TobiasNx commented 1 week ago

It seems that the initial usecase is not solved. The leader seems to come out wrong: https://test.metafacture.org/playground/?flux=%22https%3A//raw.githubusercontent.com/metafacture/metafacture-core/master/metafacture-runner/src/main/dist/examples/read/marc21/10.marc21%22%0A%7C+open-http%0A%7C+as-lines%0A%7C+decode-marc21%0A%7C+encode-marcxml%0A%7C+print%0A%3B

        <marc:leader>pam a c </marc:leader>
        <marc:leader>pam a c pam a c </marc:leader>
        <marc:leader>pam a c pam a c pam a c </marc:leader>
        <marc:leader>pam a c pam a c pam a c pam a c </marc:leader>
dr0i commented 1 week ago

@blackwinter can you have a look? Unfortunately I've already released this buggy version. note to self: don't forget to always review functional

TobiasNx commented 1 week ago

Also the changes introduced a new bug: https://test.metafacture.org/playground/?flux=%22https%3A//raw.githubusercontent.com/metafacture/metafacture-core/master/metafacture-runner/src/main/dist/examples/read/marc21/10.marc21%22%0A%7C+open-http%0A%7C+as-lines%0A%7C+decode-marc21%28emitLeaderAsWhole%3D%22true%22%29%0A%7C+encode-marcxml%0A%7C+print%0A%3B (this worked before)

        <marc:leader>02602pam a2200529 c 4500</marc:leader>
        <marc:leader>02602pam a2200529 c 450001387pam a2200349 c 4500</marc:leader>
        <marc:leader>02602pam a2200529 c 450001387pam a2200349 c 450001266pam a2200361 c 4500</marc:leader>
        ...
TobiasNx commented 1 week ago

handle-marcxml -> encode-marcxml still works :) https://metafacture.org/playground/?flux=%22https%3A//raw.githubusercontent.com/jorol/processing-marc/master/files/loc.mrc.xml%22%0A%7C+open-http%28accept%3D%22application/xml%22%29%0A%7C+decode-xml%0A%7C+handle-marcxml%0A%7C+encode-marcxml%0A%7C+print%0A%3B

blackwinter commented 1 week ago

The leader seems to come out wrong

Also the changes introduced a new bug

These are actually the same bug. It's fixed in 32beffb.

blackwinter commented 1 week ago

note to self: don't forget to always review functional

Absolutely!

TobiasNx commented 1 week ago

I tested it locally the leader is not repeated and concatenated anymore which is great!!

It seems that the initial usecase is not solved.
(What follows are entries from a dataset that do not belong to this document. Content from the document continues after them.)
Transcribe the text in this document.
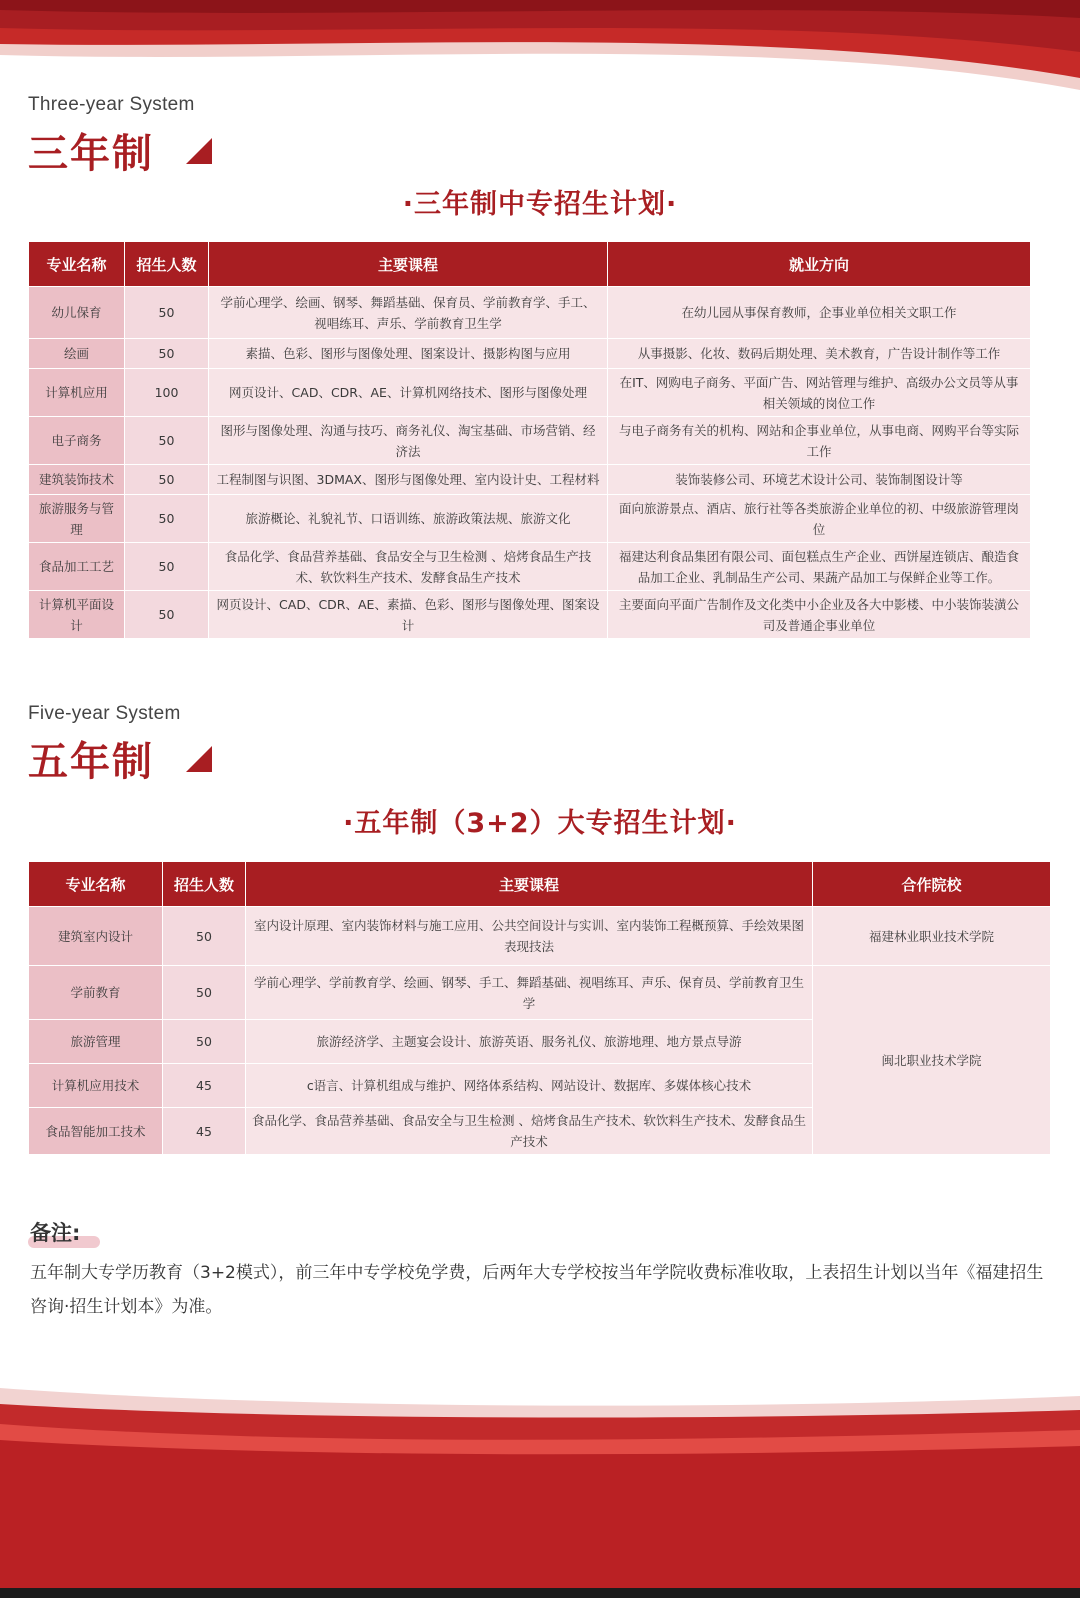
Three-year System
三年制
·三年制中专招生计划·
专业名称	招生人数	主要课程	就业方向
幼儿保育	50	学前心理学、绘画、钢琴、舞蹈基础、保育员、学前教育学、手工、视唱练耳、声乐、学前教育卫生学	在幼儿园从事保育教师，企事业单位相关文职工作
绘画	50	素描、色彩、图形与图像处理、图案设计、摄影构图与应用	从事摄影、化妆、数码后期处理、美术教育，广告设计制作等工作
计算机应用	100	网页设计、CAD、CDR、AE、计算机网络技术、图形与图像处理	在IT、网购电子商务、平面广告、网站管理与维护、高级办公文员等从事相关领域的岗位工作
电子商务	50	图形与图像处理、沟通与技巧、商务礼仪、淘宝基础、市场营销、经济法	与电子商务有关的机构、网站和企事业单位，从事电商、网购平台等实际工作
建筑装饰技术	50	工程制图与识图、3DMAX、图形与图像处理、室内设计史、工程材料	装饰装修公司、环境艺术设计公司、装饰制图设计等
旅游服务与管理	50	旅游概论、礼貌礼节、口语训练、旅游政策法规、旅游文化	面向旅游景点、酒店、旅行社等各类旅游企业单位的初、中级旅游管理岗位
食品加工工艺	50	食品化学、食品营养基础、食品安全与卫生检测 、焙烤食品生产技术、软饮料生产技术、发酵食品生产技术	福建达利食品集团有限公司、面包糕点生产企业、西饼屋连锁店、酿造食品加工企业、乳制品生产公司、果蔬产品加工与保鲜企业等工作。
计算机平面设计	50	网页设计、CAD、CDR、AE、素描、色彩、图形与图像处理、图案设计	主要面向平面广告制作及文化类中小企业及各大中影楼、中小装饰装潢公司及普通企事业单位
Five-year System
五年制
·五年制（3+2）大专招生计划·
专业名称	招生人数	主要课程	合作院校
建筑室内设计	50	室内设计原理、室内装饰材料与施工应用、公共空间设计与实训、室内装饰工程概预算、手绘效果图表现技法	福建林业职业技术学院
学前教育	50	学前心理学、学前教育学、绘画、钢琴、手工、舞蹈基础、视唱练耳、声乐、保育员、学前教育卫生学	闽北职业技术学院
旅游管理	50	旅游经济学、主题宴会设计、旅游英语、服务礼仪、旅游地理、地方景点导游	
计算机应用技术	45	c语言、计算机组成与维护、网络体系结构、网站设计、数据库、多媒体核心技术	
食品智能加工技术	45	食品化学、食品营养基础、食品安全与卫生检测 、焙烤食品生产技术、软饮料生产技术、发酵食品生产技术	
备注:
五年制大专学历教育（3+2模式），前三年中专学校免学费，后两年大专学校按当年学院收费标准收取，上表招生计划以当年《福建招生咨询·招生计划本》为准。
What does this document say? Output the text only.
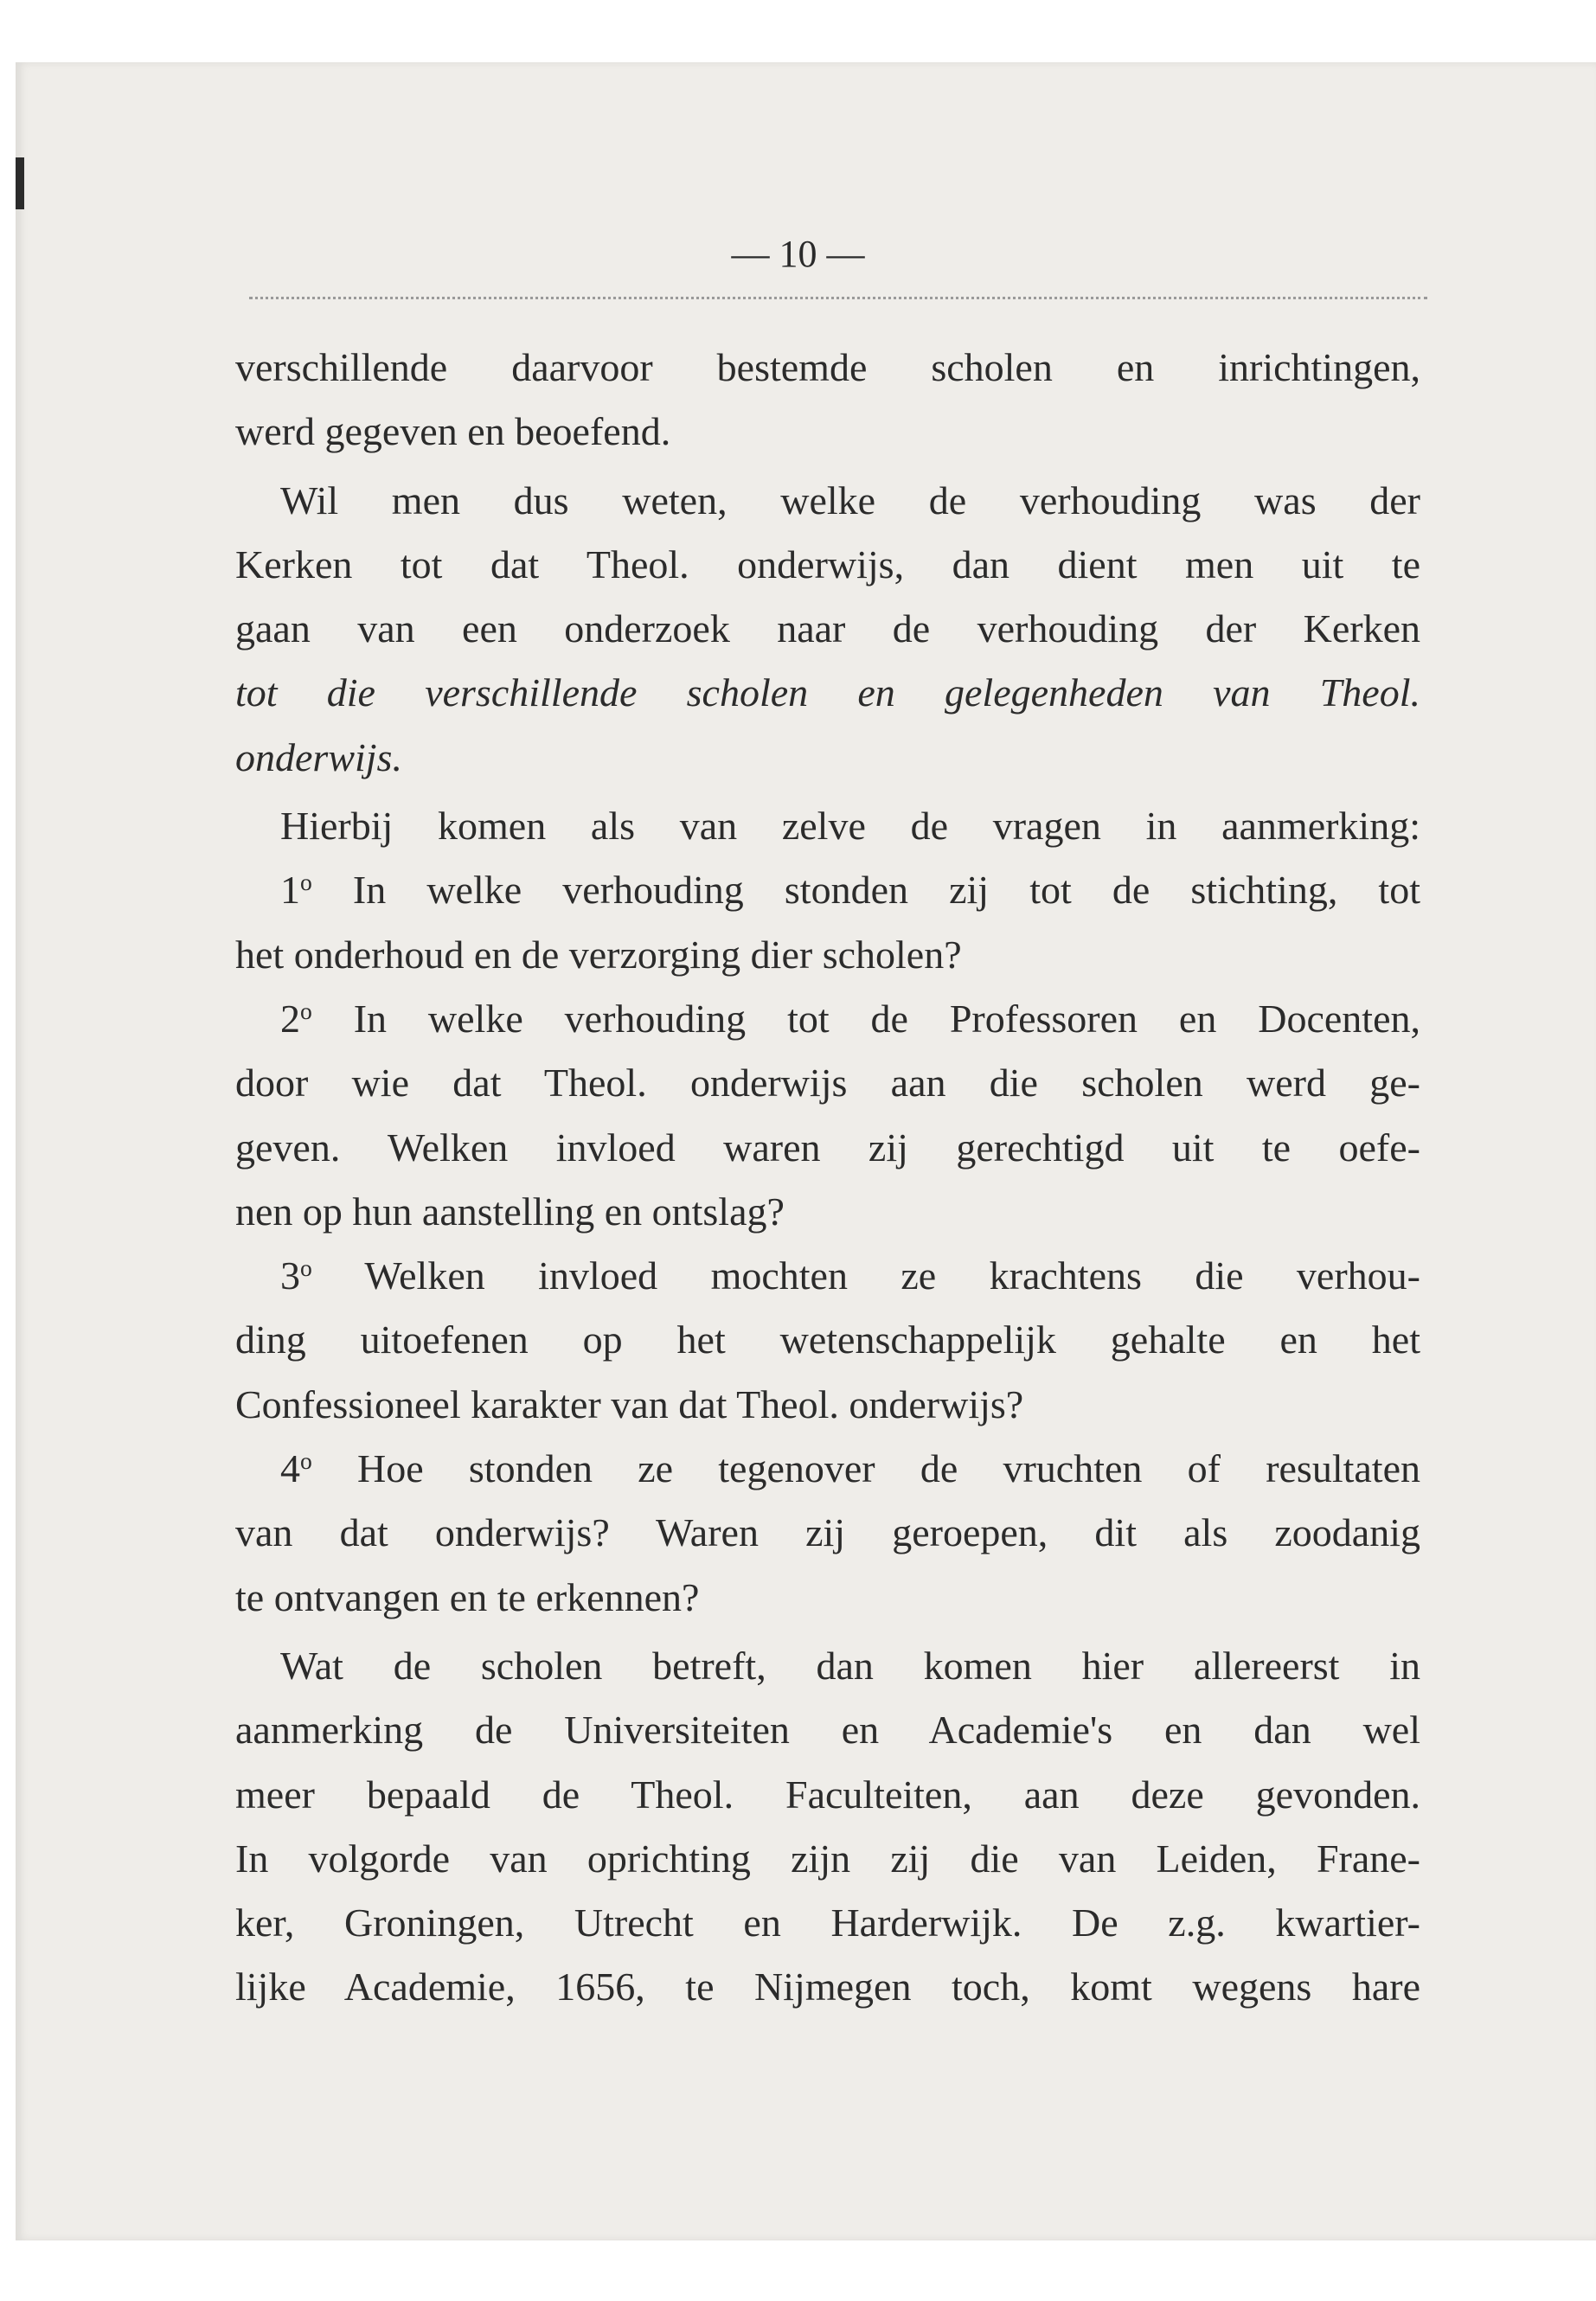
— 10 —
verschillende daarvoor bestemde scholen en inrichtingen,
werd gegeven en beoefend.
Wil men dus weten, welke de verhouding was der
Kerken tot dat Theol. onderwijs, dan dient men uit te
gaan van een onderzoek naar de verhouding der Kerken
tot die verschillende scholen en gelegenheden van Theol.
onderwijs.
Hierbij komen als van zelve de vragen in aanmerking:
1$^o$ In welke verhouding stonden zij tot de stichting, tot
het onderhoud en de verzorging dier scholen?
2$^o$ In welke verhouding tot de Professoren en Docenten,
door wie dat Theol. onderwijs aan die scholen werd ge-
geven. Welken invloed waren zij gerechtigd uit te oefe-
nen op hun aanstelling en ontslag?
3$^o$ Welken invloed mochten ze krachtens die verhou-
ding uitoefenen op het wetenschappelijk gehalte en het
Confessioneel karakter van dat Theol. onderwijs?
4$^o$ Hoe stonden ze tegenover de vruchten of resultaten
van dat onderwijs? Waren zij geroepen, dit als zoodanig
te ontvangen en te erkennen?
Wat de scholen betreft, dan komen hier allereerst in
aanmerking de Universiteiten en Academie's en dan wel
meer bepaald de Theol. Faculteiten, aan deze gevonden.
In volgorde van oprichting zijn zij die van Leiden, Frane-
ker, Groningen, Utrecht en Harderwijk. De z.g. kwartier-
lijke Academie, 1656, te Nijmegen toch, komt wegens hare
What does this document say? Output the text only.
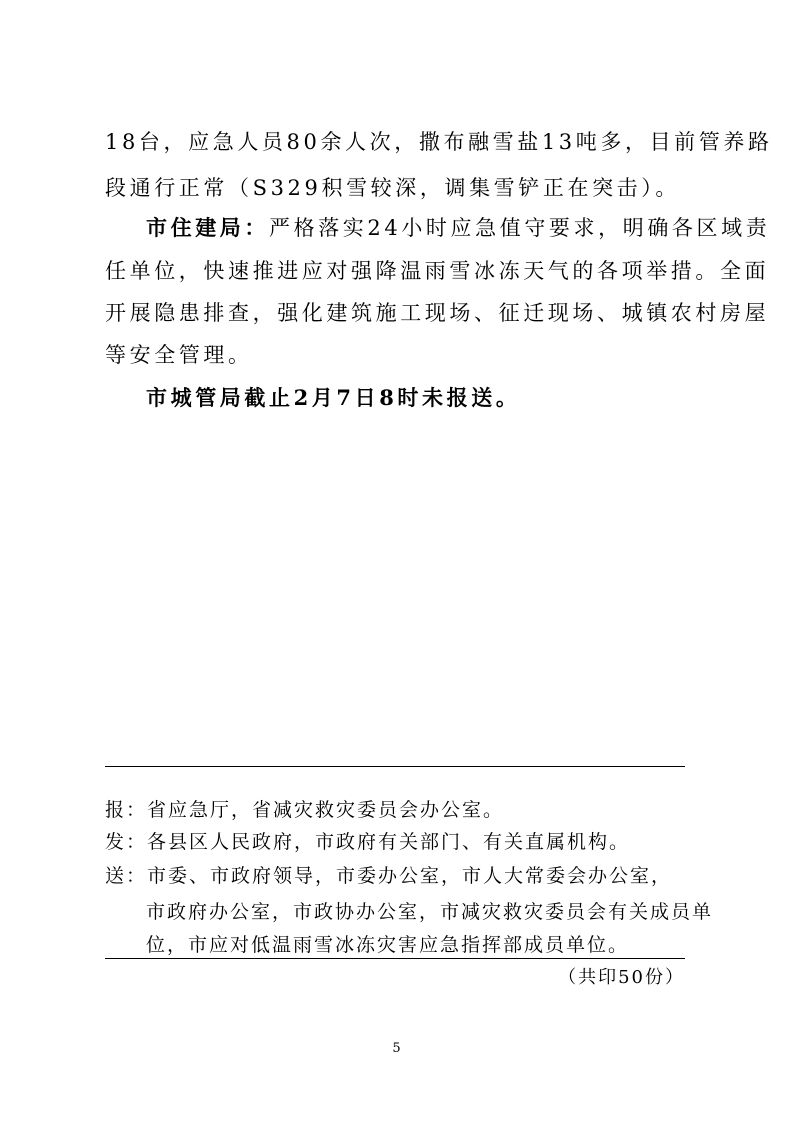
18台，应急人员80余人次，撒布融雪盐13吨多，目前管养路
段通行正常（S329积雪较深，调集雪铲正在突击）。
市住建局：严格落实24小时应急值守要求，明确各区域责
任单位，快速推进应对强降温雨雪冰冻天气的各项举措。全面
开展隐患排查，强化建筑施工现场、征迁现场、城镇农村房屋
等安全管理。
市城管局截止2月7日8时未报送。
报：省应急厅，省减灾救灾委员会办公室。
发：各县区人民政府，市政府有关部门、有关直属机构。
送：市委、市政府领导，市委办公室，市人大常委会办公室，
市政府办公室，市政协办公室，市减灾救灾委员会有关成员单
位，市应对低温雨雪冰冻灾害应急指挥部成员单位。
（共印50份）
5
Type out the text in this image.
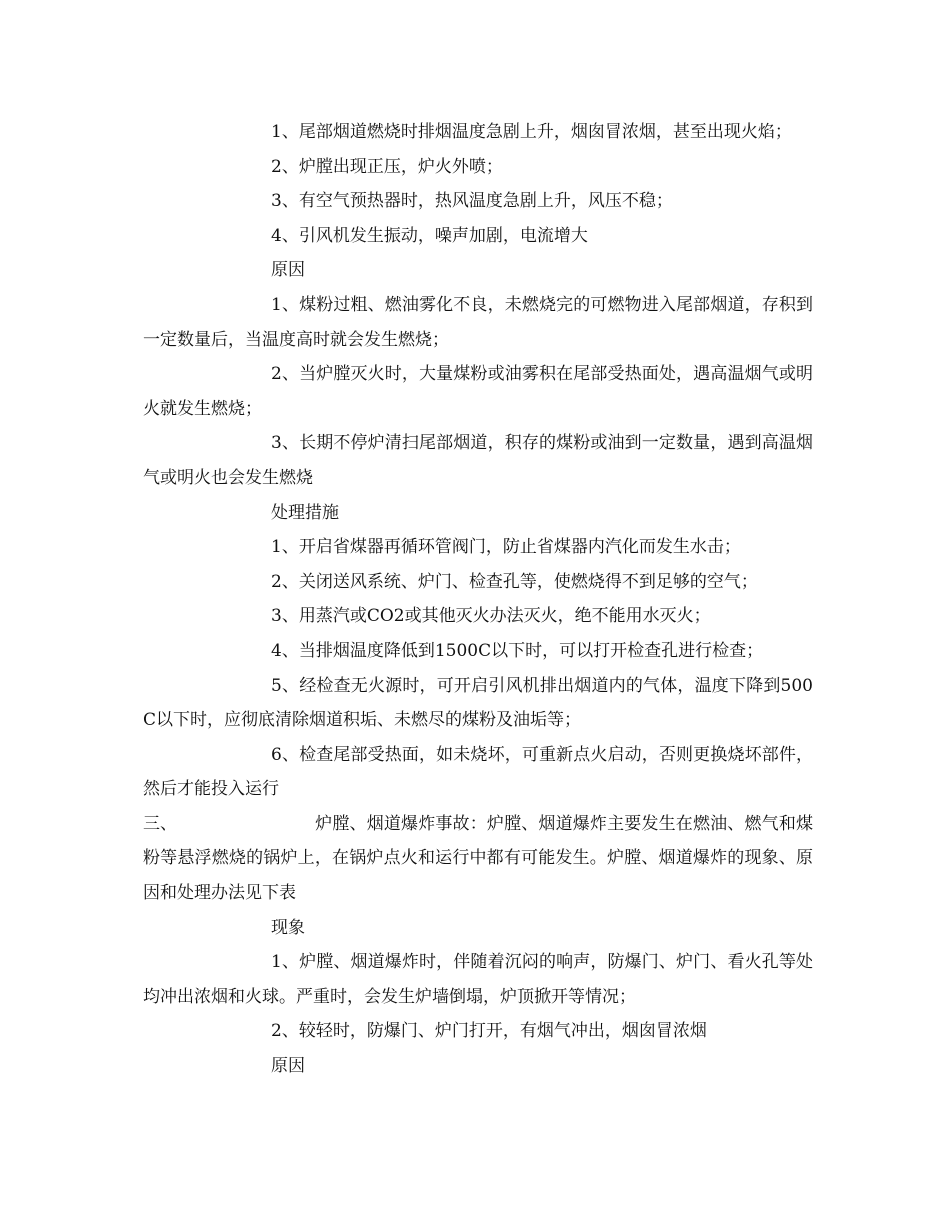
1、尾部烟道燃烧时排烟温度急剧上升，烟囱冒浓烟，甚至出现火焰；

2、炉膛出现正压，炉火外喷；

3、有空气预热器时，热风温度急剧上升，风压不稳；

4、引风机发生振动，噪声加剧，电流增大

原因

1、煤粉过粗、燃油雾化不良，未燃烧完的可燃物进入尾部烟道，存积到一定数量后，当温度高时就会发生燃烧；

2、当炉膛灭火时，大量煤粉或油雾积在尾部受热面处，遇高温烟气或明火就发生燃烧；

3、长期不停炉清扫尾部烟道，积存的煤粉或油到一定数量，遇到高温烟气或明火也会发生燃烧

处理措施

1、开启省煤器再循环管阀门，防止省煤器内汽化而发生水击；

2、关闭送风系统、炉门、检查孔等，使燃烧得不到足够的空气；

3、用蒸汽或CO2或其他灭火办法灭火，绝不能用水灭火；

4、当排烟温度降低到1500C以下时，可以打开检查孔进行检查；

5、经检查无火源时，可开启引风机排出烟道内的气体，温度下降到500C以下时，应彻底清除烟道积垢、未燃尽的煤粉及油垢等；

6、检查尾部受热面，如未烧坏，可重新点火启动，否则更换烧坏部件，然后才能投入运行

三、	炉膛、烟道爆炸事故：炉膛、烟道爆炸主要发生在燃油、燃气和煤粉等悬浮燃烧的锅炉上，在锅炉点火和运行中都有可能发生。炉膛、烟道爆炸的现象、原因和处理办法见下表

现象

1、炉膛、烟道爆炸时，伴随着沉闷的响声，防爆门、炉门、看火孔等处均冲出浓烟和火球。严重时，会发生炉墙倒塌，炉顶掀开等情况；

2、较轻时，防爆门、炉门打开，有烟气冲出，烟囱冒浓烟

原因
The leader seems to come out wrong: test.metafacture.org/playground/?flux=%22https%3A//raw.githubusercontent.com/metafacture/metafacture-core/master/metafacture-runner/src/main/dist/examples/read/marc21/10.marc21%22%0A%7C+open-http%0A%7C+as-lines%0A%7C+decode-marc21%0A%7C+encode-marcxml%0A%7C+print%0A%3B

      <marc:leader>pam a c </marc:leader>
      <marc:leader>pam a c pam a c </marc:leader>
      <marc:leader>pam a c pam a c pam a c </marc:leader>
      <marc:leader>pam a c pam a c pam a c pam a c </marc:leader>

now

                <marc:leader>nam a c </marc:leader>
                <marc:leader>nam a c </marc:leader>
                <marc:leader>nam a c </marc:leader>

But this still outputs a wrong leader because it misses the counted elements: https://github.com/metafacture/metafacture-core/issues/524

It should look something like: <marc:leader>02602pam a2200529 c 4500</marc:leader> It should have 24 characters.

blackwinter commented 1 week ago

But this still outputs a wrong leader because it misses the counted elements:

You haven't set ensureCorrectMarc21Xml="true".

TobiasNx commented 1 week ago

Great: with this option this looks good!! <marc:leader>01269nam a2200373 c 4500</marc:leader>

TobiasNx commented 1 week ago

+1